We put The Mikado on at Sutton Town Hall in November, and if you'd like to come, remind me nearer the time and there'll be a free ticket for you.

Best, Big Gee
 
It might have been a rotten stage but your shows were the best.


I remember, we had to use the theatre room for weeks while they rebuilt the clubhouse. We must have had the highest disos in the country on that stage.LOL
 
Mike,

That's the nicest thing anyone's said to me today and I really appreciate it! I've had a rotten Sunday - backed the car into a frigging steel bollard at the garage, and this afternoon we had a drain blockage courtesy of the heavy rain.

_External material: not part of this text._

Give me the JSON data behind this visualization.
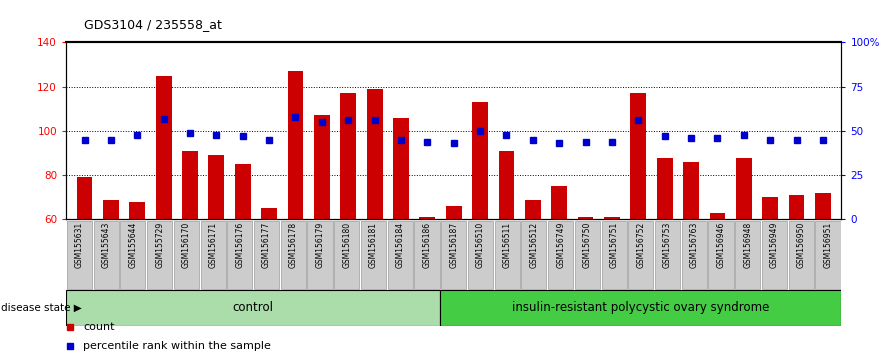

We put The Mikado on at Sutton Town Hall in November, and if you'd like to come, remind me nearer the time and there'll be a free ticket for you.

Best, Big Gee

Do you remember George Fletcher?
 
Hi Froth,

Yes, I remember George Fletcher - he was in the Dunlop Society, though, and I was in Erdington. He usually played the comic baritone parts in G&S, such as the Lord Chancellor in Iolanthe and Ko-Ko in The Mikado. I think he's still around.

Big Gee
 
Hi Froth,

Yes, I remember George Fletcher - he was in the Dunlop Society, though, and I was in Erdington. He usually played the comic baritone parts in G&S, such as the Lord Chancellor in Iolanthe and Ko-Ko in The Mikado. I think he's still around.

Big Gee

Blimey! he must be getting on a bit.
I use to work with him in Machine Tool Dept at the fort.
He drove us crackers rehearsing his pieces.
 
Last time I saw him was at a party about 20 years ago and he was in the pink! Last time I saw him on stage was in Die Fledermaus at the Old Rep.

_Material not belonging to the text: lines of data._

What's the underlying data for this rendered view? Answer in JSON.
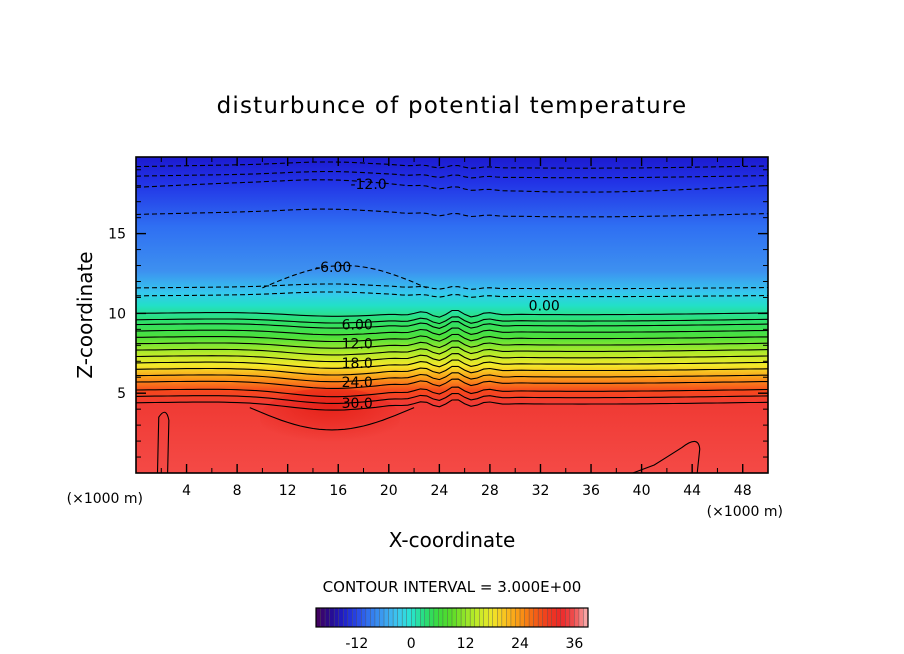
{
  "chart_data": {
    "type": "heatmap",
    "title": "disturbunce of potential temperature",
    "xlabel": "X-coordinate",
    "ylabel": "Z-coordinate",
    "x_unit_label": "(×1000 m)",
    "z_unit_label": "(×1000 m)",
    "xlim": [
      0,
      50
    ],
    "ylim": [
      0,
      19.8
    ],
    "x_ticks": [
      4,
      8,
      12,
      16,
      20,
      24,
      28,
      32,
      36,
      40,
      44,
      48
    ],
    "x_tick_labels": [
      "4",
      "8",
      "12",
      "16",
      "20",
      "24",
      "28",
      "32",
      "36",
      "40",
      "44",
      "48"
    ],
    "y_ticks": [
      5,
      10,
      15
    ],
    "y_tick_labels": [
      "5",
      "10",
      "15"
    ],
    "contour_interval_text": "CONTOUR INTERVAL = 3.000E+00",
    "contour_labels": [
      {
        "text": "-12.0",
        "x": 18.4,
        "z": 18.1
      },
      {
        "text": "-6.00",
        "x": 15.6,
        "z": 12.9
      },
      {
        "text": "0.00",
        "x": 32.3,
        "z": 10.5
      },
      {
        "text": "6.00",
        "x": 17.5,
        "z": 9.3
      },
      {
        "text": "12.0",
        "x": 17.5,
        "z": 8.1
      },
      {
        "text": "18.0",
        "x": 17.5,
        "z": 6.9
      },
      {
        "text": "24.0",
        "x": 17.5,
        "z": 5.7
      },
      {
        "text": "30.0",
        "x": 17.5,
        "z": 4.4
      }
    ],
    "colorbar": {
      "min": -21,
      "max": 39,
      "ticks": [
        -12,
        0,
        12,
        24,
        36
      ],
      "tick_labels": [
        "-12",
        "0",
        "12",
        "24",
        "36"
      ]
    }
  }
}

I've got rehearsals tomorrow and there'll be someone there who knew/knows him better than I do, and I'll ask.

Big Gee
 
The ground floor of the fort was called base stores, goods inward/outward, the outward area had like rail decks and destination signs that looked like BR station names.
 
I worked at the Dunlop on the maintenance Old Mill CPD and West Mill from 1965 to 1980 best place i ever worked some real charactors picked up my defered pension paid by somebody called Invensis these days.
We even had a bar in the canteen so that the nightshift used to come from the club clock in and carry on drinking in the canteen a real throwback from the war years.
 
I worked at the Dunlop on the maintenance Old Mill CPD and West Mill from 1965 to 1980 best place i ever worked some real charactors picked up my defered pension paid by somebody called Invensis these days.
We even had a bar in the canteen so that the nightshift used to come from the club clock in and carry on drinking in the canteen a real throwback from the war years.

Them 2 canteens ( 1 for clean wear, the other for overalls ) were bigger then some other companys.
My first bank was the TSB inside Dunlop. The medical centre was good, if you wanted a rest, just say you'd got a migraine and one of the lovely nurses who put you in a darkened room for a couple hours.Great on a Monday after a skin full at the weekend.